Dans la matinée du 16 novembre, le forum s'est penché sur la culture mémorielle en Pologne et s'est interrogé comment celle-ci est influencée par les changements politiques. Magda Wajsen et Katarzyna Piotrowska-Cholewinska ont décrit comment la mémoire sociale s'est longtemps concentrée sur des manifestations commémoratives représentatives et a été marquée par un silence qui s'étendait jusque dans les familles. Ainsi, Magda Wajsen n'a appris qu'après la mort de son grand-père qu'il avait été détenu au camp de concentration de Neuengamme. Le grand-père s'était longtemps efforcé d'obtenir une confirmation officielle de sa détention dans un camp de concentration. Ce n'est qu'après son décès que la famille a finalement obtenu le document correspondant. Katarzyna Piotrowska-Cholewinska avait certes entendu dès son enfance des histoires de sa mère sur le camp de concentration de Ravensbrück, mais ce n'est que plus tard qu'elle a pu faire le lien entre la tristesse et la mélancolie de ses proches et les événements survenus pendant la période nazie. L'étude de ce sujet et l'échange avec d'autres proches l'ont aidée à mieux comprendre sa mère et sa grand-mère. Ses expériences subjectives ont été mises en perspective par l'historienne Maria Buko, qui a mené des entretiens avec plusieurs descendants de victimes polonaises des persécutions nazies dans le cadre de sa thèse de doctorat.

Présentation d'associations et d'initiatives

Ensuite, différentes associations et initiatives de descendants de détenus des camps de concentration se sont présentées. Cette année, l'Amicale Internationale KZ Neuengamme (AIN) et le Young Committee de l'AIN, l'Amicale Belge de Neuengamme, le NCPGR belge Meensel-Kiezegem 44 ainsi que l'Arbeitsgemeinschaft Neuengamme ont informé sur leur travail en général et leurs projets actuels.

L'après-midi, il a été question des approches artistiques pour aborder les thèmes de responsabilité nazie et de suivisme dans sa propre famille.
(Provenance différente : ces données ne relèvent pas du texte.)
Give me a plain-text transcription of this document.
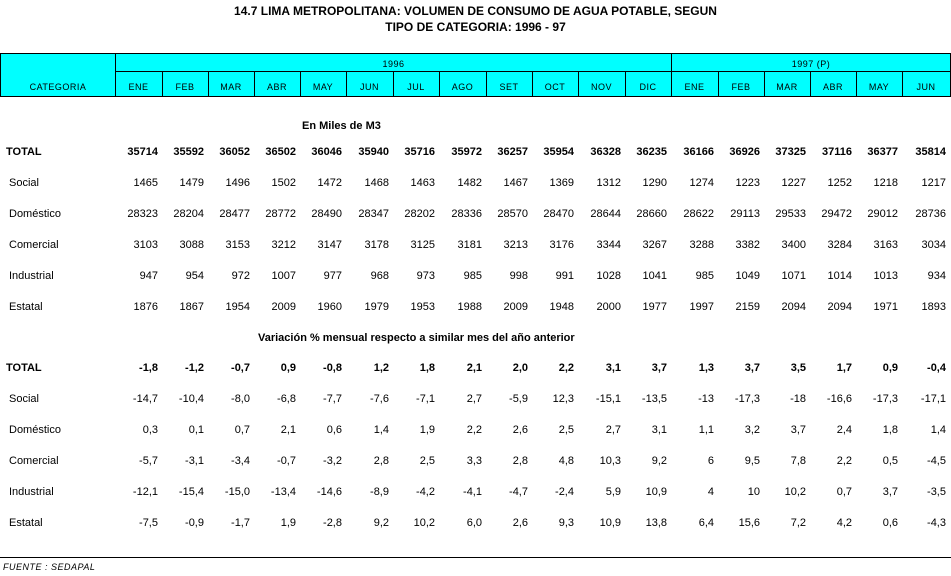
14.7 LIMA METROPOLITANA: VOLUMEN DE CONSUMO DE AGUA POTABLE, SEGUN
TIPO DE CATEGORIA: 1996 - 97
CATEGORIA
1996	1997 (P)
ENE	FEB	MAR	ABR	MAY	JUN	JUL	AGO	SET	OCT	NOV	DIC	ENE	FEB	MAR	ABR	MAY	JUN
En Miles de M3
TOTAL	35714	35592	36052	36502	36046	35940	35716	35972	36257	35954	36328	36235	36166	36926	37325	37116	36377	35814
Social	1465	1479	1496	1502	1472	1468	1463	1482	1467	1369	1312	1290	1274	1223	1227	1252	1218	1217
Doméstico	28323	28204	28477	28772	28490	28347	28202	28336	28570	28470	28644	28660	28622	29113	29533	29472	29012	28736
Comercial	3103	3088	3153	3212	3147	3178	3125	3181	3213	3176	3344	3267	3288	3382	3400	3284	3163	3034
Industrial	947	954	972	1007	977	968	973	985	998	991	1028	1041	985	1049	1071	1014	1013	934
Estatal	1876	1867	1954	2009	1960	1979	1953	1988	2009	1948	2000	1977	1997	2159	2094	2094	1971	1893
Variación % mensual respecto a similar mes del año anterior
TOTAL	-1,8	-1,2	-0,7	0,9	-0,8	1,2	1,8	2,1	2,0	2,2	3,1	3,7	1,3	3,7	3,5	1,7	0,9	-0,4
Social	-14,7	-10,4	-8,0	-6,8	-7,7	-7,6	-7,1	2,7	-5,9	12,3	-15,1	-13,5	-13	-17,3	-18	-16,6	-17,3	-17,1
Doméstico	0,3	0,1	0,7	2,1	0,6	1,4	1,9	2,2	2,6	2,5	2,7	3,1	1,1	3,2	3,7	2,4	1,8	1,4
Comercial	-5,7	-3,1	-3,4	-0,7	-3,2	2,8	2,5	3,3	2,8	4,8	10,3	9,2	6	9,5	7,8	2,2	0,5	-4,5
Industrial	-12,1	-15,4	-15,0	-13,4	-14,6	-8,9	-4,2	-4,1	-4,7	-2,4	5,9	10,9	4	10	10,2	0,7	3,7	-3,5
Estatal	-7,5	-0,9	-1,7	1,9	-2,8	9,2	10,2	6,0	2,6	9,3	10,9	13,8	6,4	15,6	7,2	4,2	0,6	-4,3
FUENTE : SEDAPAL
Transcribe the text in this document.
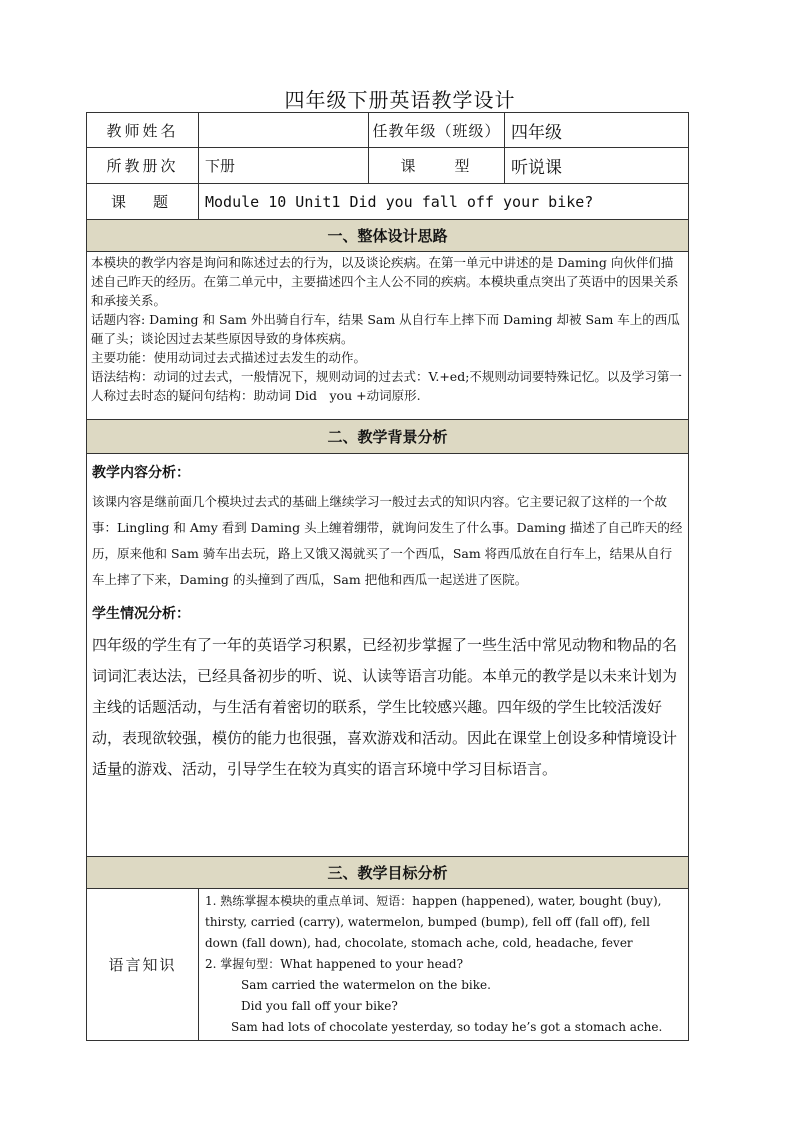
四年级下册英语教学设计
教师姓名		任教年级（班级）	四年级
所教册次	下册	课　　型	听说课
课　题	Module 10 Unit1 Did you fall off your bike?		
一、整体设计思路			

本模块的教学内容是询问和陈述过去的行为，以及谈论疾病。在第一单元中讲述的是 Daming 向伙伴们描述自己昨天的经历。在第二单元中，主要描述四个主人公不同的疾病。本模块重点突出了英语中的因果关系和承接关系。

话题内容: Daming 和 Sam 外出骑自行车，结果 Sam 从自行车上摔下而 Daming 却被 Sam 车上的西瓜砸了头；谈论因过去某些原因导致的身体疾病。

主要功能：使用动词过去式描述过去发生的动作。

语法结构：动词的过去式，一般情况下，规则动词的过去式：V.+ed;不规则动词要特殊记忆。以及学习第一人称过去时态的疑问句结构：助动词 Did　you +动词原形.			

二、教学背景分析			

教学内容分析：

该课内容是继前面几个模块过去式的基础上继续学习一般过去式的知识内容。它主要记叙了这样的一个故事：Lingling 和 Amy 看到 Daming 头上缠着绷带，就询问发生了什么事。Daming 描述了自己昨天的经历，原来他和 Sam 骑车出去玩，路上又饿又渴就买了一个西瓜，Sam 将西瓜放在自行车上，结果从自行车上摔了下来，Daming 的头撞到了西瓜，Sam 把他和西瓜一起送进了医院。

学生情况分析：

四年级的学生有了一年的英语学习积累，已经初步掌握了一些生活中常见动物和物品的名词词汇表达法，已经具备初步的听、说、认读等语言功能。本单元的教学是以未来计划为主线的话题活动，与生活有着密切的联系，学生比较感兴趣。四年级的学生比较活泼好动，表现欲较强，模仿的能力也很强，喜欢游戏和活动。因此在课堂上创设多种情境设计适量的游戏、活动，引导学生在较为真实的语言环境中学习目标语言。			

三、教学目标分析			
语言知识	1. 熟练掌握本模块的重点单词、短语：happen (happened), water, bought (buy), thirsty, carried (carry), watermelon, bumped (bump), fell off (fall off), fell down (fall down), had, chocolate, stomach ache, cold, headache, fever

2. 掌握句型：What happened to your head?

Sam carried the watermelon on the bike.

Did you fall off your bike?

Sam had lots of chocolate yesterday, so today he’s got a stomach ache.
Dans sa pièce de théâtre « Opa ! », Ilka Vierkant rompt le silence qu'elle a connu dans sa famille et se penche sur la culpabilité de son grand-père. D'après son expérience, l'approche expressive peut être utile pour entamer un dialogue avec des tiers. Jan et Sophia Firgau ont transposé le journal intime de leur arrière-grand-mère dans une exposition scénographique. Leur souhait est de mettre l'accent sur le monde des pensées d'une « suiveuse », qui a tendance à être éclipsé par les débats sur la culpabilité.

Restitution d'effets personnels

La section suivante s'est penchée - avec un exposé suivi d'une discussion - sur la restitution d'objets personnels d'anciens détenus des camps de concentration, appelés « effets personnels » (« Effekten »). L'historienne Anja Hasler a expliqué comment ils avaient été conservés et quel chemin ils avaient pris après la dissolution des camps de concentration. Nieves Cajal Santos et Sandra Polom ont toutes deux récupéré des « effets » de proches décédés et ont expliqué à quel point cela avait influencé leur approche personnelle et familiale de leur histoire familiale respective.

En conclusion, les participants ont souligné l'importance de l'écoute active et du dialogue, au sein des différentes générations, entre personnes de milieux et d'origines familiales différentes, mais aussi l'importance d'une « division du travail » dans l'engagement contre la droite, l'antisémitisme et le racisme dans notre présent.